Si le développement a transformé la planète depuis la Révolution industrielle du XIXème siècle, il a aussi creusé les écarts entre les territoires et leurs populations. Non seulement le développement ne supprime pas les inégalités entre les lieux et les hommes, mais il en crée. L’opposition entre les pays développés et les pays sous-développés, thème majeur de réflexion pendant longtemps, repose néanmoins sur une base fragile, faute d’un seuil incontestable entre les deux catégories qui validerait la distinction.

Certains ont cru voir là un phénomène historique linéaire susceptible d’atteindre tous les hommes et tous les lieux, mais pas au même moment. C’était suivre Eugen Rostow qui, traitant d’ailleurs de la croissance plutôt que du développement, interprète l’histoire comme une succession de périodes allant de la société dite traditionnelle à la société de consommation, avec une étape décisive nommée décollage (take-off) à partir de laquelle se déclenche un processus cumulatif de production élargie augmente et diversifie les biens consommables par les hommes, assurant la hausse des niveaux de vie. Certains pays ayant entamé cette marche avant les autres, il était cohérent avec cette lecture du passé d’identifier la situation des pays pauvres comme un retard historique.

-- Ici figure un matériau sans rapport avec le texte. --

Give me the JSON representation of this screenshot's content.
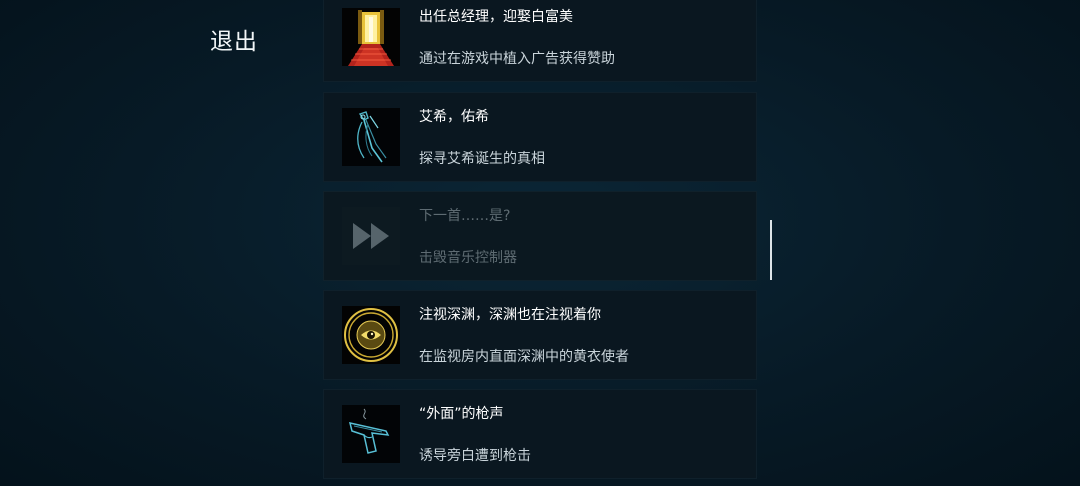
{
  "exit_label": "退出",
  "achievements": [
    {
      "icon": "golden-door-icon",
      "title": "出任总经理，迎娶白富美",
      "description": "通过在游戏中植入广告获得赞助",
      "locked": false
    },
    {
      "icon": "blade-icon",
      "title": "艾希，佑希",
      "description": "探寻艾希诞生的真相",
      "locked": false
    },
    {
      "icon": "fast-forward-icon",
      "title": "下一首……是?",
      "description": "击毁音乐控制器",
      "locked": true
    },
    {
      "icon": "eye-emblem-icon",
      "title": "注视深渊，深渊也在注视着你",
      "description": "在监视房内直面深渊中的黄衣使者",
      "locked": false
    },
    {
      "icon": "pistol-icon",
      "title": "“外面”的枪声",
      "description": "诱导旁白遭到枪击",
      "locked": false
    }
  ]
}
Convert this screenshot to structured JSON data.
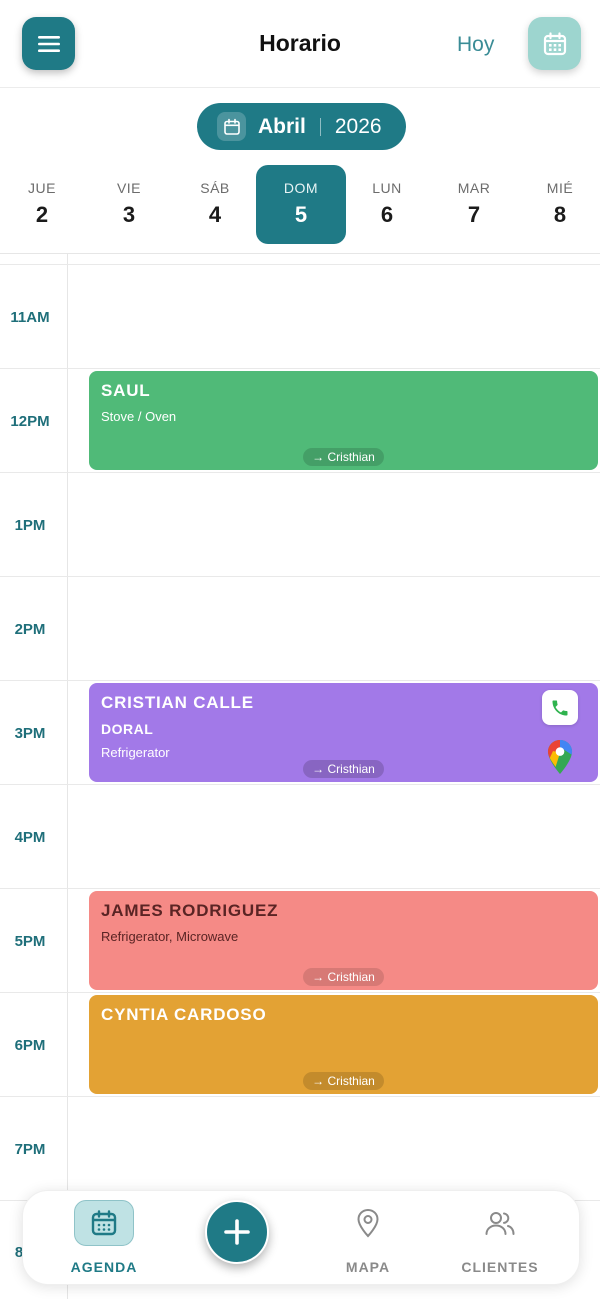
{
  "header": {
    "title": "Horario",
    "today_label": "Hoy",
    "menu_icon": "menu-icon",
    "calendar_icon": "calendar-icon"
  },
  "month_selector": {
    "month": "Abril",
    "year": "2026",
    "icon": "calendar-icon"
  },
  "days": [
    {
      "name": "JUE",
      "num": "2",
      "selected": false
    },
    {
      "name": "VIE",
      "num": "3",
      "selected": false
    },
    {
      "name": "SÁB",
      "num": "4",
      "selected": false
    },
    {
      "name": "DOM",
      "num": "5",
      "selected": true
    },
    {
      "name": "LUN",
      "num": "6",
      "selected": false
    },
    {
      "name": "MAR",
      "num": "7",
      "selected": false
    },
    {
      "name": "MIÉ",
      "num": "8",
      "selected": false
    }
  ],
  "hours": [
    "11AM",
    "12PM",
    "1PM",
    "2PM",
    "3PM",
    "4PM",
    "5PM",
    "6PM",
    "7PM",
    "8"
  ],
  "appointments": [
    {
      "name": "SAUL",
      "location": "",
      "service": "Stove / Oven",
      "technician": "→ Cristhian",
      "color": "#50ba78"
    },
    {
      "name": "CRISTIAN CALLE",
      "location": "DORAL",
      "service": "Refrigerator",
      "technician": "→ Cristhian",
      "color": "#a279e8",
      "actions": [
        "phone-icon",
        "google-maps-icon"
      ]
    },
    {
      "name": "JAMES RODRIGUEZ",
      "location": "",
      "service": "Refrigerator, Microwave",
      "technician": "→ Cristhian",
      "color": "#f58a86"
    },
    {
      "name": "CYNTIA CARDOSO",
      "location": "",
      "service": "",
      "technician": "→ Cristhian",
      "color": "#e3a234"
    }
  ],
  "bottom_nav": {
    "items": [
      {
        "label": "AGENDA",
        "icon": "calendar-icon",
        "active": true
      },
      {
        "label": "",
        "icon": "plus-icon",
        "active": false
      },
      {
        "label": "MAPA",
        "icon": "map-pin-icon",
        "active": false
      },
      {
        "label": "CLIENTES",
        "icon": "users-icon",
        "active": false
      }
    ]
  },
  "colors": {
    "accent": "#1f7a86",
    "accent_light": "#9dd5cf"
  }
}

Il est plus convaincant de voir les inégalités de développement à l’échelle mondiale comme le résultat des relations asymétriques établies entre les pays développés et ceux dits sous-développés du fait de la domination que les premiers ont fait subir aux seconds. La colonisation en a été la forme la plus brutale, sans être la seule. Le sous-développement résulte selon de nombreux économistes (André Gunder Frank, Celso Furtado), de la dépendance à l’égard de l’extérieur, des auteurs ont préféré parler de pays dominés ou de pays exploités, plutôt que de pays sous-développés. Cette interprétation a conduit à voir les pays développés comme un centre exerçant une domination sur une «périphérie» constituée par les pays sous-développés (Samir Amin). Les faits à l’échelle mondiale donnent une crédibilité forte à cette théorie de la dépendance. Mais la réalité est plus complexe : les inégalités de développement se vérifient à toutes les échelles géographiques, aussi bien dans les pays dits développés que dans ceux dits sous-développés, entre les régions, entre la ville et la campagne, entre les quartiers d’une même ville. La combinaison «centre-périphérie» a donc été systématisée par le géographe Alain Reynaud dans un modèle général offrant une grille de lecture des territoires à un moment donné autant que l’évolution de leurs relations dans le temps, dans la perspective de la géohistoire.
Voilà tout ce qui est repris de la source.